O Diretor-Executivo também explicou que o Observatório (da Indústria de Defesa e Segurança) vai gerar inteligência comercial e análise de cenários para que as empresas conheçam as tecnologias emergentes em cada área e o que há de mais novo no mundo. A ABIMDE está montando um núcleo com a Confederação Nacional da Indústria (CNI) para trabalhar, especificamente, a Indústria de Defesa e Segurança.

“Neste observatório trabalhamos com inteligência artificial, robôs de busca e consultas em bases de dados, tanto abertas quanto pagas, nacionais e internacionais. Teremos uma grande base de análise com informação estratégica, isto, em um curto espaço de tempo, estará disponível para nossas associadas. É um avanço muito grande”, classificou.

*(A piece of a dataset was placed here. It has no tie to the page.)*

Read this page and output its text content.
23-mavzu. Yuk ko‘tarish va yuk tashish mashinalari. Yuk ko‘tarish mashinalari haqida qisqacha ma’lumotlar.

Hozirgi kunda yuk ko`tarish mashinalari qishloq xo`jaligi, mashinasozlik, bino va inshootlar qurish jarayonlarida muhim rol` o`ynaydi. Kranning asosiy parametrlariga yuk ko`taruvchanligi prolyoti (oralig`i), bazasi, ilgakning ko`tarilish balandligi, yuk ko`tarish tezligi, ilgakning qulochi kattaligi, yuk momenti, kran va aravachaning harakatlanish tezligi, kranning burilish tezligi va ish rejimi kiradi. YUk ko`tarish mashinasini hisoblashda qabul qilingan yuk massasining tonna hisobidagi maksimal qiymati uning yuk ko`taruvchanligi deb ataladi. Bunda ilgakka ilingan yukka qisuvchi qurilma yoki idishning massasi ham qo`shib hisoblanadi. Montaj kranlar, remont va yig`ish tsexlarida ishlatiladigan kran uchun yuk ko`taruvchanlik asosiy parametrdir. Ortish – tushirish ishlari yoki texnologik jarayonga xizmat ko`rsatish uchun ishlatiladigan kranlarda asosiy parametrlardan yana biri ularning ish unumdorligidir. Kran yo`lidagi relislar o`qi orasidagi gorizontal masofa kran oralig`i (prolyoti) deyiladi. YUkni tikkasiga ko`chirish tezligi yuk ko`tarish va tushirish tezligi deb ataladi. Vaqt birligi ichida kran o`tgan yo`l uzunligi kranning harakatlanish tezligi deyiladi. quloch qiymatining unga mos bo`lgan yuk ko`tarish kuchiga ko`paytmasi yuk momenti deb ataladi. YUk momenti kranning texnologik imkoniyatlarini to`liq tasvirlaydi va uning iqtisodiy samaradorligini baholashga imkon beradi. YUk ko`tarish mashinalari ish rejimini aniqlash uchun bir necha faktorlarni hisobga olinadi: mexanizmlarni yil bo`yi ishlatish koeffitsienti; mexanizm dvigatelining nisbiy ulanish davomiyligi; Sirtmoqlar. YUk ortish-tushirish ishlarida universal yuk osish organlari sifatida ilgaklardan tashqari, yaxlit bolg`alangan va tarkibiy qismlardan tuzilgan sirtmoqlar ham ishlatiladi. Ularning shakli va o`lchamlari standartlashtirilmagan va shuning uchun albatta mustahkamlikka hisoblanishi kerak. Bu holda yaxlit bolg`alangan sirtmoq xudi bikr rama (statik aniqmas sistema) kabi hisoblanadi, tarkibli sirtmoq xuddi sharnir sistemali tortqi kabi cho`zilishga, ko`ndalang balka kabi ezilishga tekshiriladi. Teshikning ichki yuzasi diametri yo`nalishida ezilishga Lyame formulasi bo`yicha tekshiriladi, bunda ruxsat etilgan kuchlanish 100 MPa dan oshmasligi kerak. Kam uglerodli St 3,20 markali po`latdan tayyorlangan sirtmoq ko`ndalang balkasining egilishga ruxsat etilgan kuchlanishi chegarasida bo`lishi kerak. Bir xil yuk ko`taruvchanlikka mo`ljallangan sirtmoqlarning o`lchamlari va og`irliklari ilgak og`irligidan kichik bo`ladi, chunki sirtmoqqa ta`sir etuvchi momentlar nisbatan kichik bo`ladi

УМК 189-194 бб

Sobre a prospecção de oportunidades na prática, o Diretor da empresa Avionics, João Batista Vernini, Vice-Presidente da Associação, deu seu testemunho com relação ao suporte recebido do Ministério da Defesa, por meio dos Adidos Militares, e do Ministério de Relações Exteriores (MRE). “A nossa experiência com os adidos sempre foi positiva, pois esta é uma atividade constitucional e efetiva. Nesta prospecção temos usado o apoio das Adidâncias do Chile, dos Emirados Árabes, da Arábia Saudita, do Egito e de Portugal. Recomendo que todos utilizem ou procurem entender melhor como funciona este processo”, aconselhou Vernini.